Ministerie van Volkshuisvesting, Ruimtelijke Ordening en Milieubeheer

Speech van Staatssecretaris Pieter van Geel van het Nederlandse ministerie van Volkshuisvesting, Ruimtelijke Ordening en Milieu op de Conferentie Globalisation and National Environmental Policy in Veldhoven op 22 september 2003.

Titel: Globalisering en de (on)mogelijkheden voor nationaal milieubeleid


1. Waarom deze conferentie
Het verschijnsel globalisering roept felle debatten op. De belangrijkste vraag is misschien wel of het zal leiden tot het wegvagen van milieustandaarden en normen, de race to the bottom, of juist tot een verbetering van het mondiale milieu, the race to the top.

Feit is dat landen na de Tweede Wereldoorlog doelbewust hebben gestreefd naar het vrijer van het verkeer van goederen, kapitaal en mensen, omdat dat de economische groei bevordert. Dat vrijere verkeer, de motor achter de globalisering, heeft ertoe geleid dat bedrijven steeds meer internationaal opereren. Daardoor zijn zij steeds beter in staat om te investeren in landen die hen het beste uitkomen en hun productie en distributie te concentreren. Daarmee plaatsen zij nationale overheden in een concurrentiepositie t.o.v. elkaar.

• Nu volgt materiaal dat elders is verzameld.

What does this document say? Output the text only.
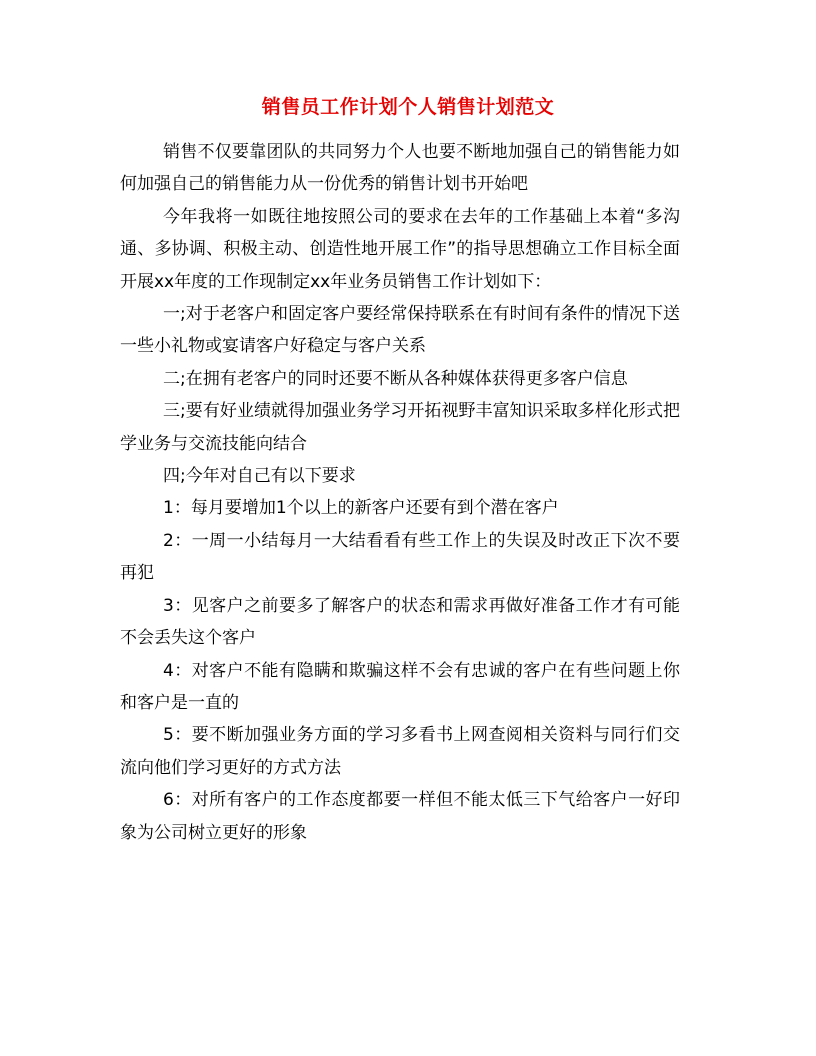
销售员工作计划个人销售计划范文

销售不仅要靠团队的共同努力个人也要不断地加强自己的销售能力如何加强自己的销售能力从一份优秀的销售计划书开始吧

今年我将一如既往地按照公司的要求在去年的工作基础上本着“多沟通、多协调、积极主动、创造性地开展工作”的指导思想确立工作目标全面开展xx年度的工作现制定xx年业务员销售工作计划如下：

一;对于老客户和固定客户要经常保持联系在有时间有条件的情况下送一些小礼物或宴请客户好稳定与客户关系

二;在拥有老客户的同时还要不断从各种媒体获得更多客户信息

三;要有好业绩就得加强业务学习开拓视野丰富知识采取多样化形式把学业务与交流技能向结合

四;今年对自己有以下要求

1：每月要增加1个以上的新客户还要有到个潜在客户

2：一周一小结每月一大结看看有些工作上的失误及时改正下次不要再犯

3：见客户之前要多了解客户的状态和需求再做好准备工作才有可能不会丢失这个客户

4：对客户不能有隐瞒和欺骗这样不会有忠诚的客户在有些问题上你和客户是一直的

5：要不断加强业务方面的学习多看书上网查阅相关资料与同行们交流向他们学习更好的方式方法

6：对所有客户的工作态度都要一样但不能太低三下气给客户一好印象为公司树立更好的形象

Ook NGO's en overheden vormen netwerken om tegenwicht te bieden aan de toenemende invloed van transnationale bedrijven. Globalisering leidt zo tot belangrijke veranderingen in de machtsverhoudingen en de manier waarop overheden, bedrijven en NGO's met elkaar omgaan. Dat heeft grote consequenties voor het functioneren van het bestuur.

De aanhangers van de race to the bottomtheorie denken dat de natiestaten hun greep verliezen op het internationale bedrijfsleven. Dat zou leiden tot minder strenge milieunormen en grote gevaren voor het beheer van de natuurlijke hulpbronnen.

Een voorbeeld is de ontwikkeling rond de sloop van zeeschepen. Tot de jaren 80 van de vorige eeuw werden afgedankte schepen in Italië, Spanje en Turkije op een redelijk verantwoorde manier gesloopt. Tegenwoordig worden afgeschreven schepen doorverkocht aan schimmige brievenbus BV's, of aan bedrijfjes uit zogenaamde goedkope vlaglanden. De eigenaren kunnen zich zo gemakkelijk in anonimiteit hullen. Uiteindelijk duiken de schepen op aan een Aziatisch strand, waar ze op een manier worden gesloopt die zowel voor de werknemers als voor het milieu zeer schadelijk is.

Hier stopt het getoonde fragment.